Here’s What Meta Argued to Fend Off Monopoly Claims in Landmark Trial

May 21, 2025

The social media company called only a handful of witnesses as it sought to prove it helped Instagram and WhatsApp after acquiring them.

Meta rested its case on Wednesday in an antitrust trial in which the U.S. government has accused the company of illegally snuffing out nascent competition by purchasing Instagram and WhatsApp.

Meta’s lawyers spent roughly four days trying to convince Judge James E. Boasberg of the U.S. District Court for the District of Columbia that the government’s case, which claims that the company had overpaid for the rival apps in a “buy or bury” strategy, was faulty.

Meta mounted its defense in Federal Trade Commission v. Meta Platforms by calling a handful of experts in economics and marketing, as well as current and former employees. They testified that the company formerly known as Facebook still faced plenty of competition and that its acquisitions of Instagram and WhatsApp had ultimately benefited those apps.

Here are Meta’s main arguments.

The F.T.C.’s case claims that Meta competes only with other services that connect people with their friends and family. That makes Snap’s Snapchat app the only significant rival, the government has said.

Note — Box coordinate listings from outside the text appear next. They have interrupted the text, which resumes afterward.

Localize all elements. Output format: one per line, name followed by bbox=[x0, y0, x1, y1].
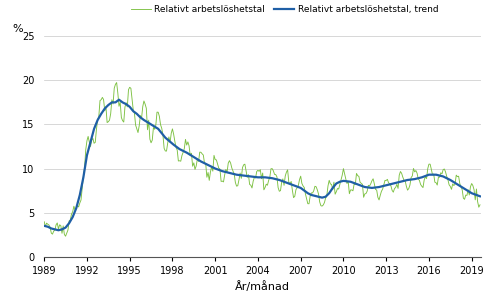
Relativt arbetslöshetstal bbox=[398, 170, 404, 173]
Relativt arbetslöshetstal, trend bbox=[66, 221, 72, 225]
Relativt arbetslöshetstal bbox=[166, 135, 172, 139]
Relativt arbetslöshetstal bbox=[114, 81, 120, 84]
Relativt arbetslöshetstal, trend bbox=[477, 194, 483, 198]
Relativt arbetslöshetstal bbox=[63, 234, 69, 238]
Relativt arbetslöshetstal bbox=[106, 120, 111, 124]
Relativt arbetslöshetstal, trend bbox=[55, 228, 61, 232]
Relativt arbetslöshetstal bbox=[41, 220, 47, 223]
Line: Relativt arbetslöshetstal: Relativt arbetslöshetstal bbox=[44, 82, 480, 236]
Relativt arbetslöshetstal, trend bbox=[75, 202, 81, 206]
Relativt arbetslöshetstal, trend bbox=[106, 103, 111, 107]
Legend: Relativt arbetslöshetstal, Relativt arbetslöshetstal, trend: Relativt arbetslöshetstal, Relativt arbe… bbox=[127, 1, 442, 17]
X-axis label: År/månad: År/månad bbox=[235, 281, 290, 292]
Relativt arbetslöshetstal bbox=[477, 203, 483, 207]
Relativt arbetslöshetstal bbox=[66, 219, 72, 223]
Relativt arbetslöshetstal, trend bbox=[41, 224, 47, 228]
Relativt arbetslöshetstal, trend bbox=[398, 180, 404, 184]
Line: Relativt arbetslöshetstal, trend: Relativt arbetslöshetstal, trend bbox=[44, 100, 480, 230]
Relativt arbetslöshetstal bbox=[334, 187, 340, 190]
Y-axis label: %: % bbox=[13, 24, 23, 34]
Relativt arbetslöshetstal, trend bbox=[116, 98, 122, 101]
Relativt arbetslöshetstal bbox=[75, 204, 81, 207]
Relativt arbetslöshetstal, trend bbox=[166, 139, 172, 143]
Relativt arbetslöshetstal, trend bbox=[334, 181, 340, 185]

But Meta argued that wasn’t true: The company also competes with services like YouTube and TikTok, which are more focused on entertaining consumers, it said. And iMessage, the messaging app that comes installed on millions of Apple products, is a primary competitor to WhatsApp, Meta’s lawyers said.

Meta hired an expert, the University of Chicago professor John List, who installed software on the phones of 6,000 participants in an experiment that tracked how much time they spent using individual apps.